Dr Beatrice Nal graduated with a PhD in Immunology in 2002 (CIML, France). After a post-doc at Institut Pasteur in Paris she joined the Hong Kong University-Pasteur Research Centre and was appointed Research Assistant Professor and head of the Virus-Host Interactions group in 2006. She transfered her lab to Brunel University London in 2011. Her major research interest is the understanding of molecular determinants of viral pathogenesis. She has made new important discoveries on mechanisms of virus assembly and viral cellular interactomes for dengue virus, coronaviruses and influenza A virus.

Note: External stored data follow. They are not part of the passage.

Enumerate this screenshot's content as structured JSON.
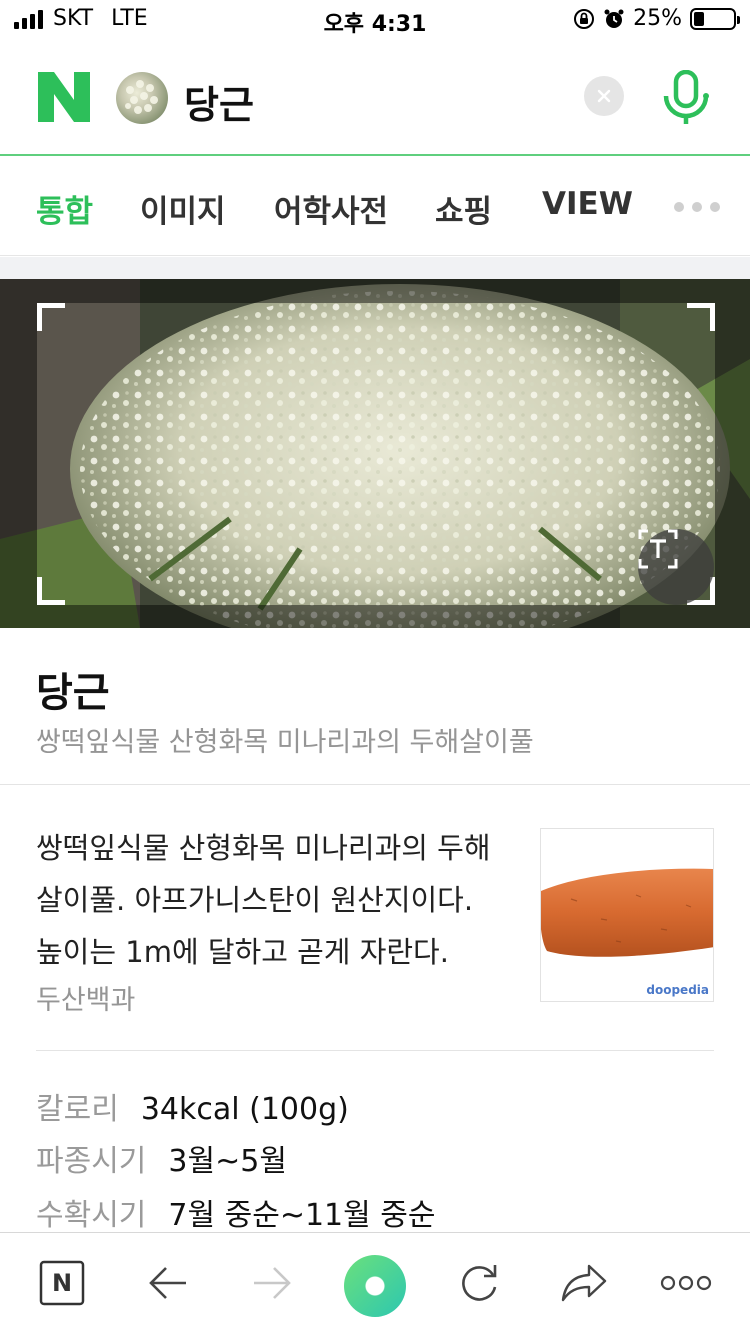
{
  "status_bar": {
    "carrier": "SKT",
    "network": "LTE",
    "time": "오후 4:31",
    "battery": "25%",
    "battery_level": 0.25
  },
  "search": {
    "query": "당근",
    "logo_icon": "naver-n-logo",
    "clear_icon": "close-icon",
    "mic_icon": "microphone-icon"
  },
  "tabs": [
    {
      "label": "통합",
      "active": true
    },
    {
      "label": "이미지",
      "active": false
    },
    {
      "label": "어학사전",
      "active": false
    },
    {
      "label": "쇼핑",
      "active": false
    },
    {
      "label": "VIEW",
      "active": false
    }
  ],
  "result": {
    "title": "당근",
    "subtitle": "쌍떡잎식물 산형화목 미나리과의 두해살이풀",
    "summary": "쌍떡잎식물 산형화목 미나리과의 두해살이풀. 아프가니스탄이 원산지이다. 높이는 1m에 달하고 곧게 자란다.",
    "source": "두산백과",
    "thumb_brand": "doopedia"
  },
  "info": [
    {
      "label": "칼로리",
      "value": "34kcal (100g)"
    },
    {
      "label": "파종시기",
      "value": "3월~5월"
    },
    {
      "label": "수확시기",
      "value": "7월 중순~11월 중순"
    }
  ],
  "toolbar": {
    "home_label": "N",
    "icons": [
      "naver-home-icon",
      "back-arrow-icon",
      "forward-arrow-icon",
      "green-dot-icon",
      "reload-icon",
      "share-icon",
      "more-icon"
    ]
  },
  "colors": {
    "brand_green": "#2dbf5a",
    "search_border": "#5fcf7e",
    "muted_text": "#959595"
  }
}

Elucidation of networks of interactions between viruses and host cells will pave the way towards the understanding of molecular determinants of cytopathogenicity and ultimately the design of novel therapeutics. Our strategy is to identify human restricting and enhancing factors of viral infections. We focus on viral structural proteins, which not only play key roles at early and late stages of the replication cycle but also act as regulators of cellular processes through specific interactions with cellular pathways. We have conducted a series of yeast two-hybrid screens using the cytosolic domains of the structural proteins of human coronavirus and influenza A virus as baits. Our studies have revealed novel interactions that have opened new routes of investigation. We have identified a PDZ-binding motif in the C-terminal domain of the SARS-CoV small envelope protein, responsible for interaction and mislocation of the PDZ domain-containing tight junction protein PALS1, loss of epithelial cell polarity and potentially enhancement of viral dissemination. We found that the interaction between SARS-CoV Spike C-terminal tail and the cytoskeleton-binding protein ezrin is involved in restriction of viral entry and limits Spike-dependent fusion. We have identified that the C-terminal domain of influenza A virus M2 interacts with human annexin A6. We found that annexin A6 expression alters influenza A virus morphogenesis and restricts release of progeny virions.